Below are excerpts from the farewell column he wrote for the Observer when he left 11 years ago. It says much about Tom, and how he felt about this community. He will be missed:

"I am enormously optimistic as I leave The Observer and 35 years in journalism to become the president of the Charlotte-Mecklenburg Education Foundation. I am encouraged by the public participation in the foundation's community-visioning process, by the recognition in many parts of the community and government that the public schools are vital, by the efforts of educators - teachers and administrators and many others - to reach every child.

"There are several pieces of very good news that are sometimes overlooked. The first is that the phenomenal growth of the system means more than strains and instability. It reflects a huge personal investment in public education. Second, although we pay great attention to the failures of the public schools - and there are plenty here, as elsewhere - there is also great success. We are not starting from abject failure. Third, there are some very hopeful signs of attention to sharing facts and acting on them.

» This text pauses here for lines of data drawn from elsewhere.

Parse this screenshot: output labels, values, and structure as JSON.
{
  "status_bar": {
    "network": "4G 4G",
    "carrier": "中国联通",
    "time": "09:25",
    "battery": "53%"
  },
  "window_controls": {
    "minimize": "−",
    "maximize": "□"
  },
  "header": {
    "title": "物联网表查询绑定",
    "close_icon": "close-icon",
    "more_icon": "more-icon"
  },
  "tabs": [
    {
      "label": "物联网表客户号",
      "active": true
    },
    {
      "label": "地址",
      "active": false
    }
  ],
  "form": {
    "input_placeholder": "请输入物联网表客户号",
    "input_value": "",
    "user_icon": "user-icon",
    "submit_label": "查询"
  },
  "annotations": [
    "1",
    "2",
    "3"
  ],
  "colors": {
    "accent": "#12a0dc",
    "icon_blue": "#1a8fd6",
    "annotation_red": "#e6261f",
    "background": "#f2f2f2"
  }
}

"The prescriptions for schools are as common and often as certain as the patent medicine ads a century ago, but improving schools is not a simple or one-dimensional matter. First, many of the disagreements over schools are more than simple misunderstandings. The differences often seen on the school board rise not from political friction among the members but from deep differences in the community that elects them. There is more involved than just wanting to do the right thing. Second, education is tough. Reaching every child is much easier to say than to do, much easier for editorialists to call for than for teachers and other educators to carry out. Home and neighborhood and social problems matter. Students aren't widgets, and teachers aren't machines.

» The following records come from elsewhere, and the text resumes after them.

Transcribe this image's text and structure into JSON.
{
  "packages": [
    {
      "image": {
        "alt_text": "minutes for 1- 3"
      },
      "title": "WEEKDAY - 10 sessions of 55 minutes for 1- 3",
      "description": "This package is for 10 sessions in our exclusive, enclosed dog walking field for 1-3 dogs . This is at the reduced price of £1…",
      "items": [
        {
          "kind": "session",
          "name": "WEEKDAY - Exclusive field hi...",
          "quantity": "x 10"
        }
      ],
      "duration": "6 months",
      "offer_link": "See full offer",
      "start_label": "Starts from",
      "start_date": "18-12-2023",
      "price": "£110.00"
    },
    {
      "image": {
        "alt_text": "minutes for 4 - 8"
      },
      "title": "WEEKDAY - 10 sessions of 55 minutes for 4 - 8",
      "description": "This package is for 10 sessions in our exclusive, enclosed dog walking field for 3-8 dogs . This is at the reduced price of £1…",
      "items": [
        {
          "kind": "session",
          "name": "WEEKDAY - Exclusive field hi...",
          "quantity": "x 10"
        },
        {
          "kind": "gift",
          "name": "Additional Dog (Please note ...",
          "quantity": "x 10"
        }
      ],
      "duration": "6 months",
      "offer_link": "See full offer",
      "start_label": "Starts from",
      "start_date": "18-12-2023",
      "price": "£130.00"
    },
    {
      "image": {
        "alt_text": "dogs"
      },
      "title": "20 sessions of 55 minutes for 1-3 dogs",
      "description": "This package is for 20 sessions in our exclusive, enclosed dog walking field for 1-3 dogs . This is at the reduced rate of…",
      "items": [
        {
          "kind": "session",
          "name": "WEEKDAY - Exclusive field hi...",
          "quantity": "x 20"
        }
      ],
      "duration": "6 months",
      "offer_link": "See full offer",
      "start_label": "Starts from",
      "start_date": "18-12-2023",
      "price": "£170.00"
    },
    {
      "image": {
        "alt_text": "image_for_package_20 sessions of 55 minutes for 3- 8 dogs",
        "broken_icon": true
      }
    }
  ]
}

"There are certain things that every student must master. As one educator puts it, students can't apply what they don't know. And students who are not prepared for citizenship and life - including functioning in a diverse society in a changing world - are not getting the education they need.

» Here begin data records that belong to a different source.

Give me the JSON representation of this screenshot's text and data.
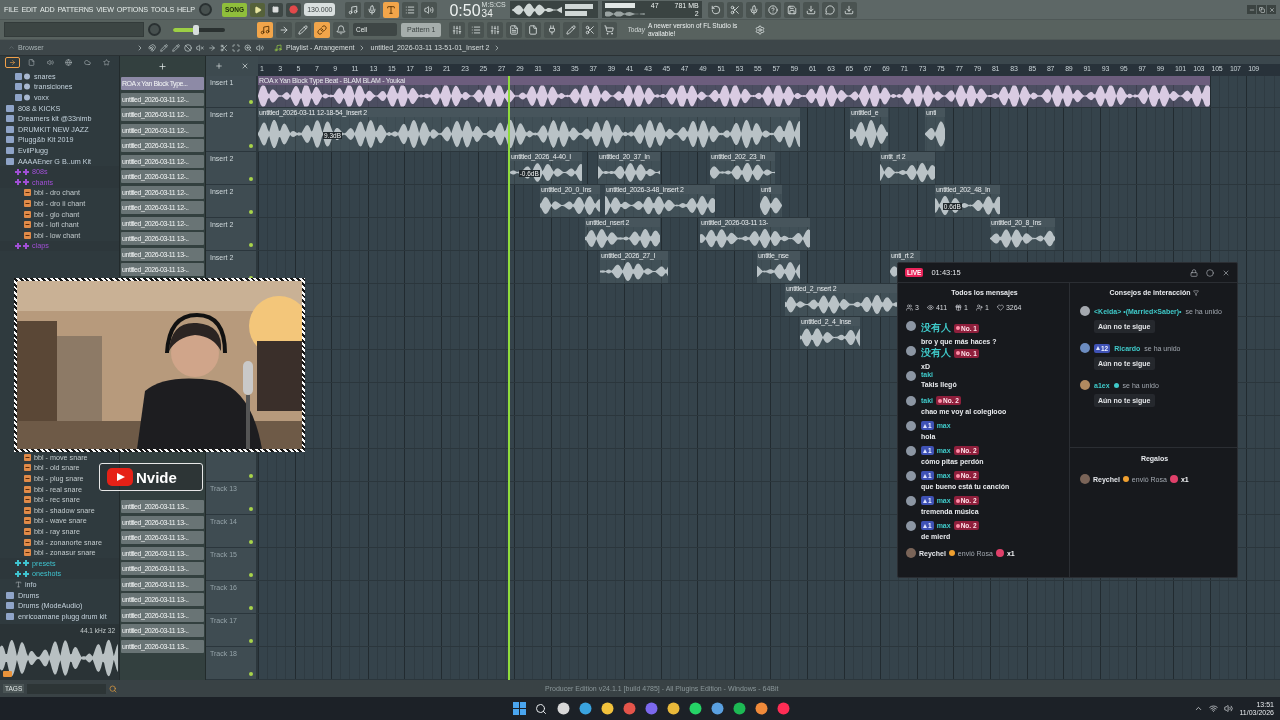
{
  "menu": [
    "FILE",
    "EDIT",
    "ADD",
    "PATTERNS",
    "VIEW",
    "OPTIONS",
    "TOOLS",
    "HELP"
  ],
  "transport": {
    "mode": "SONG",
    "tempo": "130.000",
    "time": "0:50",
    "time_fraction": "34",
    "time_unit": "M:S:CS",
    "cpu": "47",
    "memory": "781 MB",
    "polyphony": "2",
    "master_volume": {
      "level": 0.45
    }
  },
  "toolbar": {
    "row1_buttons": [
      {
        "on": false
      },
      {
        "on": false
      },
      {
        "on": true
      },
      {
        "on": false
      },
      {
        "on": false
      }
    ],
    "row2_buttons": [
      {
        "on": true
      },
      {
        "on": false
      },
      {
        "on": false
      },
      {
        "on": true
      },
      {
        "on": false
      }
    ],
    "snap": "Cell",
    "pattern": "Pattern 1",
    "news_date": "Today",
    "news": "A newer version of FL Studio is available!"
  },
  "browser": {
    "title": "Browser",
    "tabs": [
      {
        "selected": true
      },
      {
        "selected": false
      },
      {
        "selected": false
      },
      {
        "selected": false
      },
      {
        "selected": false
      },
      {
        "selected": false
      }
    ],
    "tree_top": [
      {
        "children": [
          {
            "kind": "folder",
            "label": "snares"
          },
          {
            "kind": "folder",
            "label": "transiciones"
          },
          {
            "kind": "folder",
            "label": "voxx"
          }
        ]
      },
      {
        "kind": "pack",
        "label": "808 & KICKS"
      },
      {
        "kind": "pack",
        "label": "Dreamers kit @33nimb"
      },
      {
        "kind": "pack",
        "label": "DRUMKIT NEW JAZZ"
      },
      {
        "kind": "pack",
        "label": "Plugg&b Kit 2019"
      },
      {
        "kind": "pack",
        "label": "EvilPlugg"
      },
      {
        "kind": "pack",
        "label": "AAAAEner G B..um Kit",
        "children": [
          {
            "kind": "category",
            "label": "808s",
            "color": "#a14fd6"
          },
          {
            "kind": "category",
            "label": "chants",
            "color": "#a14fd6",
            "children": [
              {
                "kind": "sample",
                "label": "bbl - dro chant"
              },
              {
                "kind": "sample",
                "label": "bbl - dro ii chant"
              },
              {
                "kind": "sample",
                "label": "bbl - glo chant"
              },
              {
                "kind": "sample",
                "label": "bbl - lofi chant"
              },
              {
                "kind": "sample",
                "label": "bbl - low chant"
              }
            ]
          },
          {
            "kind": "category",
            "label": "claps",
            "color": "#a14fd6"
          }
        ]
      }
    ],
    "tree_bottom": [
      {
        "children": [
          {
            "children": [
              {
                "kind": "sample",
                "label": "bbl - move snare"
              },
              {
                "kind": "sample",
                "label": "bbl - old snare"
              },
              {
                "kind": "sample",
                "label": "bbl - plug snare"
              },
              {
                "kind": "sample",
                "label": "bbl - real snare"
              },
              {
                "kind": "sample",
                "label": "bbl - rec snare"
              },
              {
                "kind": "sample",
                "label": "bbl - shadow snare"
              },
              {
                "kind": "sample",
                "label": "bbl - wave snare"
              },
              {
                "kind": "sample",
                "label": "bbl - ray snare"
              },
              {
                "kind": "sample",
                "label": "bbl - zonanorte snare"
              },
              {
                "kind": "sample",
                "label": "bbl - zonasur snare"
              }
            ]
          },
          {
            "kind": "category",
            "label": "presets",
            "color": "#3fc3cf"
          },
          {
            "kind": "category",
            "label": "oneshots",
            "color": "#3fc3cf"
          },
          {
            "kind": "info",
            "label": "info"
          }
        ]
      },
      {
        "kind": "pack",
        "label": "Drums"
      },
      {
        "kind": "pack",
        "label": "Drums (ModeAudio)"
      },
      {
        "kind": "pack",
        "label": "enricoamane plugg drum kit"
      }
    ],
    "preview_info": "44.1 kHz 32",
    "tags_label": "TAGS"
  },
  "playlist": {
    "title": "Playlist - Arrangement",
    "path": "untitled_2026-03-11 13-51-01_Insert 2",
    "ruler": [
      "1",
      "3",
      "5",
      "7",
      "9",
      "11",
      "13",
      "15",
      "17",
      "19",
      "21",
      "23",
      "25",
      "27",
      "29",
      "31",
      "33",
      "35",
      "37",
      "39",
      "41",
      "43",
      "45",
      "47",
      "49",
      "51",
      "53",
      "55",
      "57",
      "59",
      "61",
      "63",
      "65",
      "67",
      "69",
      "71",
      "73",
      "75",
      "77",
      "79",
      "81",
      "83",
      "85",
      "87",
      "89",
      "91",
      "93",
      "95",
      "97",
      "99",
      "101",
      "103",
      "105",
      "107",
      "109"
    ],
    "clip_list_top": [
      {
        "label": "ROA x Yan Block Type...",
        "selected": true
      },
      {
        "label": "untitled_2026-03-11 12-..",
        "selected": false
      },
      {
        "label": "untitled_2026-03-11 12-..",
        "selected": false
      },
      {
        "label": "untitled_2026-03-11 12-..",
        "selected": false
      },
      {
        "label": "untitled_2026-03-11 12-..",
        "selected": false
      },
      {
        "label": "untitled_2026-03-11 12-..",
        "selected": false
      },
      {
        "label": "untitled_2026-03-11 12-..",
        "selected": false
      },
      {
        "label": "untitled_2026-03-11 12-..",
        "selected": false
      },
      {
        "label": "untitled_2026-03-11 12-..",
        "selected": false
      },
      {
        "label": "untitled_2026-03-11 12-..",
        "selected": false
      },
      {
        "label": "untitled_2026-03-11 13-..",
        "selected": false
      },
      {
        "label": "untitled_2026-03-11 13-..",
        "selected": false
      },
      {
        "label": "untitled_2026-03-11 13-..",
        "selected": false
      }
    ],
    "clip_list_bottom": [
      {
        "label": "untitled_2026-03-11 13-..",
        "selected": false
      },
      {
        "label": "untitled_2026-03-11 13-..",
        "selected": false
      },
      {
        "label": "untitled_2026-03-11 13-..",
        "selected": false
      },
      {
        "label": "untitled_2026-03-11 13-..",
        "selected": false
      },
      {
        "label": "untitled_2026-03-11 13-..",
        "selected": false
      },
      {
        "label": "untitled_2026-03-11 13-..",
        "selected": false
      },
      {
        "label": "untitled_2026-03-11 13-..",
        "selected": false
      },
      {
        "label": "untitled_2026-03-11 13-..",
        "selected": false
      },
      {
        "label": "untitled_2026-03-11 13-..",
        "selected": false
      },
      {
        "label": "untitled_2026-03-11 13-..",
        "selected": false
      }
    ],
    "tracks": [
      {
        "label": "Insert 1",
        "clips": [
          {
            "label": "ROA x Yan Block Type Beat - BLAM BLAM - Youkai"
          }
        ]
      },
      {
        "label": "Insert 2",
        "clips": [
          {
            "label": "untitled_2026-03-11 12-18-54_Insert 2",
            "gain": "9.3dB"
          },
          {
            "label": "untitled_e"
          },
          {
            "label": "unti"
          }
        ]
      },
      {
        "label": "Insert 2",
        "clips": [
          {
            "label": "untitled_2026_4-40_I",
            "gain": "-0.6dB"
          },
          {
            "label": "untitled_20_37_In"
          },
          {
            "label": "untitled_202_23_In"
          },
          {
            "label": "untit_rt 2"
          }
        ]
      },
      {
        "label": "Insert 2",
        "clips": [
          {
            "label": "untitled_20_0_Ins"
          },
          {
            "label": "untitled_2026-3-48_Insert 2"
          },
          {
            "label": "unti"
          },
          {
            "label": "untitled_202_48_In",
            "gain": "0.6dB"
          }
        ]
      },
      {
        "label": "Insert 2",
        "clips": [
          {
            "label": "untitled_nsert 2"
          },
          {
            "label": "untitled_2026-03-11 13-"
          },
          {
            "label": "untitled_20_8_Ins"
          }
        ]
      },
      {
        "label": "Insert 2",
        "clips": [
          {
            "label": "untitled_2026_27_I"
          },
          {
            "label": "untitle_nse"
          },
          {
            "label": "unti_rt 2"
          }
        ]
      },
      {
        "clips": [
          {
            "label": "untitled_2_nsert 2"
          }
        ]
      },
      {
        "clips": [
          {
            "label": "untitled_2_4_Inse"
          }
        ]
      }
    ],
    "tracks_bottom": [
      {
        "label": "Track 13"
      },
      {
        "label": "Track 14"
      },
      {
        "label": "Track 15"
      },
      {
        "label": "Track 16"
      },
      {
        "label": "Track 17"
      },
      {
        "label": "Track 18"
      }
    ]
  },
  "channel_badge": {
    "name": "Nvide"
  },
  "live_chat": {
    "live_label": "LIVE",
    "duration": "01:43:15",
    "messages_title": "Todos los mensajes",
    "stats": [
      {
        "kind": "users",
        "value": "3"
      },
      {
        "kind": "views",
        "value": "411"
      },
      {
        "kind": "gifts",
        "value": "1"
      },
      {
        "kind": "follows",
        "value": "1"
      },
      {
        "kind": "likes",
        "value": "3264"
      }
    ],
    "messages": [
      {
        "kind": "chat",
        "user": "没有人",
        "rank": "No. 1",
        "text": "bro y que más haces ?"
      },
      {
        "kind": "chat",
        "user": "没有人",
        "rank": "No. 1",
        "text": "xD"
      },
      {
        "kind": "chat",
        "user": "taki",
        "text": "Takis llegó"
      },
      {
        "kind": "chat",
        "user": "taki",
        "rank": "No. 2",
        "text": "chao me voy al colegiooo"
      },
      {
        "kind": "chat",
        "fan_level": "1",
        "user": "max",
        "text": "hola"
      },
      {
        "kind": "chat",
        "fan_level": "1",
        "user": "max",
        "rank": "No. 2",
        "text": "cómo pitas perdón"
      },
      {
        "kind": "chat",
        "fan_level": "1",
        "user": "max",
        "rank": "No. 2",
        "text": "que bueno está tu canción"
      },
      {
        "kind": "chat",
        "fan_level": "1",
        "user": "max",
        "rank": "No. 2",
        "text": "tremenda música"
      },
      {
        "kind": "chat",
        "fan_level": "1",
        "user": "max",
        "rank": "No. 2",
        "text": "de mierd"
      },
      {
        "kind": "gift",
        "user": "Reychel",
        "text": "envió Rosa",
        "count": "x1"
      }
    ],
    "tips_title": "Consejos de interacción",
    "joins": [
      {
        "user": "<Kelda> •(Married×Saber)•",
        "verified": false,
        "action": "se ha unido",
        "button": "Aún no te sigue"
      },
      {
        "fan_level": "12",
        "user": "Ricardo",
        "verified": false,
        "action": "se ha unido",
        "button": "Aún no te sigue"
      },
      {
        "user": "a1ex",
        "verified": true,
        "action": "se ha unido",
        "button": "Aún no te sigue"
      }
    ],
    "gifts_title": "Regalos",
    "gifts": [
      {
        "user": "Reychel",
        "text": "envió Rosa",
        "count": "x1"
      }
    ]
  },
  "status_bar": "Producer Edition v24.1.1 [build 4785] - All Plugins Edition - Windows - 64Bit",
  "taskbar": {
    "time": "13:51",
    "date": "11/03/2026"
  }
}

"That said, there is not one path that leads to success for every student. This is one reason I have favored the maximization of choice.

"As parents know, there are any number of practical problems and impediments. When you talk about the community vision for schools, you are talking about bus pickup times as well as test scores, about crowding as well as computers, about everyday details as well as curriculum, about national norms as well as local standards.

"Education is more than policy or operational issues. It is about being human, which means that it is as quirky as our kids and their parents.

"I remember not just the classes of my school years - which I mostly enjoyed - but a mother who stuck with me when subtraction of complex fractions made not a bit of sense and taught me that the world is wide and learning wonderful. As a parent, I remember the fifth-grade teacher at Dilworth Elementary who had my son talking excitedly about the art we would see on the family trip to Washington. I think of my daughter, who sweated for one of the first International Baccalaureate diplomas at Myers Park High School and valued the band as her link to other students and sanity. I look at their success as students and graduates of Charlotte-Mecklenburg's public schools and know firsthand that some wonderful things are happening.

"While life and education are more than schools, and social problems often reach into the classroom, the public schools are our central institution for reaching all children. What we really want for our schools is for kids to have those dreams and reach them. It is that which makes the talk about education so fascinating and so rewarding.

"We have a chance to do some wonderful things here in our schools and our community, to show that this American city - this region - is not like an artillery shell following a soaring but familiar trajectory that ends in a crash."